The cappuccino is a popular hot beverage that is loved by many. There is a reputation built on its thick layer of milk microfoam, which is espresso-based. Almost six ounces of espresso, steamed milk, and milk foam go into each cappuccino. The ratio is 1/3 espresso, 1/3 steamed milk, and 1/3 milk foam, leading to a size that is a little smaller than the average latte. Many of the fans enjoy the cappuccino because of if its flexible ratio.
A macchiato is a nice middle ground between an espresso and a cappuccino. Despite not being as powerful as an espresso shot this is still more effective than your regular cappuccino. In this drink, the espresso is somewhat moderated or subdued by the addition of milk. On the scale of espresso to milk, the macchiato leans more towards espresso than any other espresso-based drink.
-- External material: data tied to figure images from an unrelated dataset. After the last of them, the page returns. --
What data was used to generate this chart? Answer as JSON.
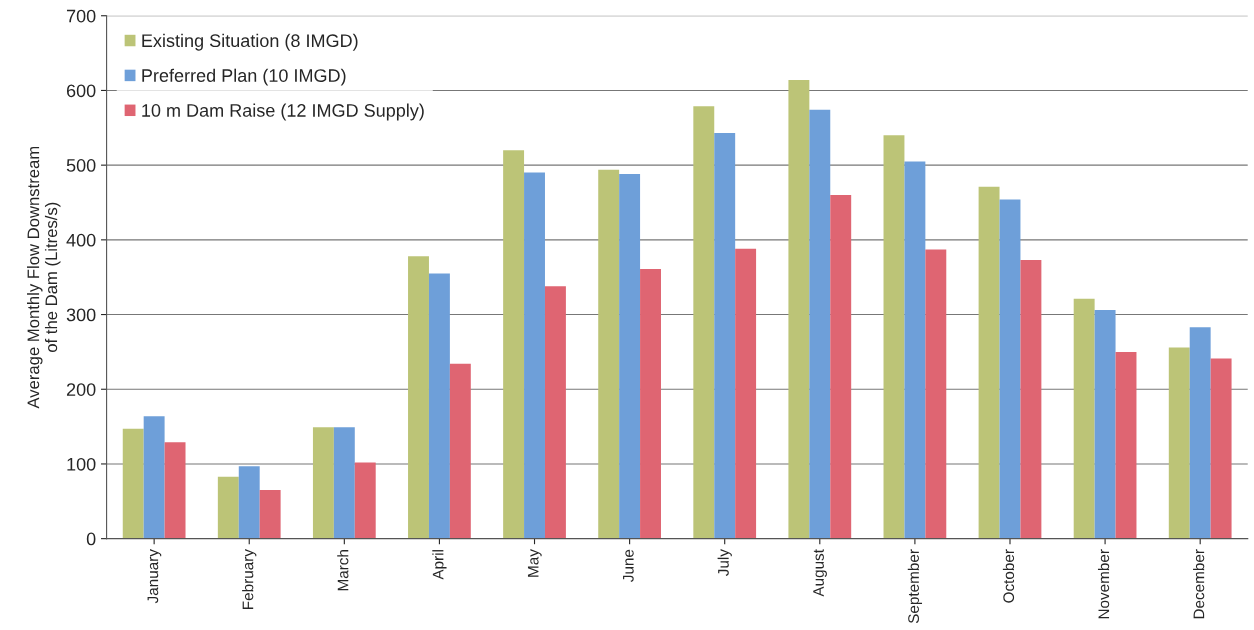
{
  "chart_data": {
    "type": "bar",
    "ylabel": "Average Monthly Flow Downstream\nof the Dam (Litres/s)",
    "categories": [
      "January",
      "February",
      "March",
      "April",
      "May",
      "June",
      "July",
      "August",
      "September",
      "October",
      "November",
      "December"
    ],
    "series": [
      {
        "name": "Existing Situation (8 IMGD)",
        "color": "#bcc477",
        "values": [
          147,
          83,
          149,
          378,
          520,
          494,
          579,
          614,
          540,
          471,
          321,
          256
        ]
      },
      {
        "name": "Preferred Plan (10 IMGD)",
        "color": "#6e9fd9",
        "values": [
          164,
          97,
          149,
          355,
          490,
          488,
          543,
          574,
          505,
          454,
          306,
          283
        ]
      },
      {
        "name": "10 m Dam Raise (12 IMGD Supply)",
        "color": "#df6572",
        "values": [
          129,
          65,
          102,
          234,
          338,
          361,
          388,
          460,
          387,
          373,
          250,
          241
        ]
      }
    ],
    "ylim": [
      0,
      700
    ],
    "yticks": [
      0,
      100,
      200,
      300,
      400,
      500,
      600,
      700
    ],
    "grid": "y",
    "legend": "top left"
  }
}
Mocha means “mocha latte” or “Caffe mocha,” which is just a regular latte with chocolate syrup added. The mocha is a prime example of how you can customize a latte, which is why many coffee lovers enjoy them so much. In terms of ingredients and size, there are anywhere from 1 to 4 pumps of chocolate syrup, 2 to 4 shots of espresso, and a splash of steamed milk with a little bit of milk foam.
Since Americanos usually do not contain milk, they stand out among their espresso cousins. Americanos with milk or dairy alternatives are unlikely to be served in this form unless you explicitly ask the barista to use it. Aside from that, the americano can also be iced, the process remains the same with one change. instead of hot water, cold water is used, an optional extra would be to add a few ice cubes to further cool the drink.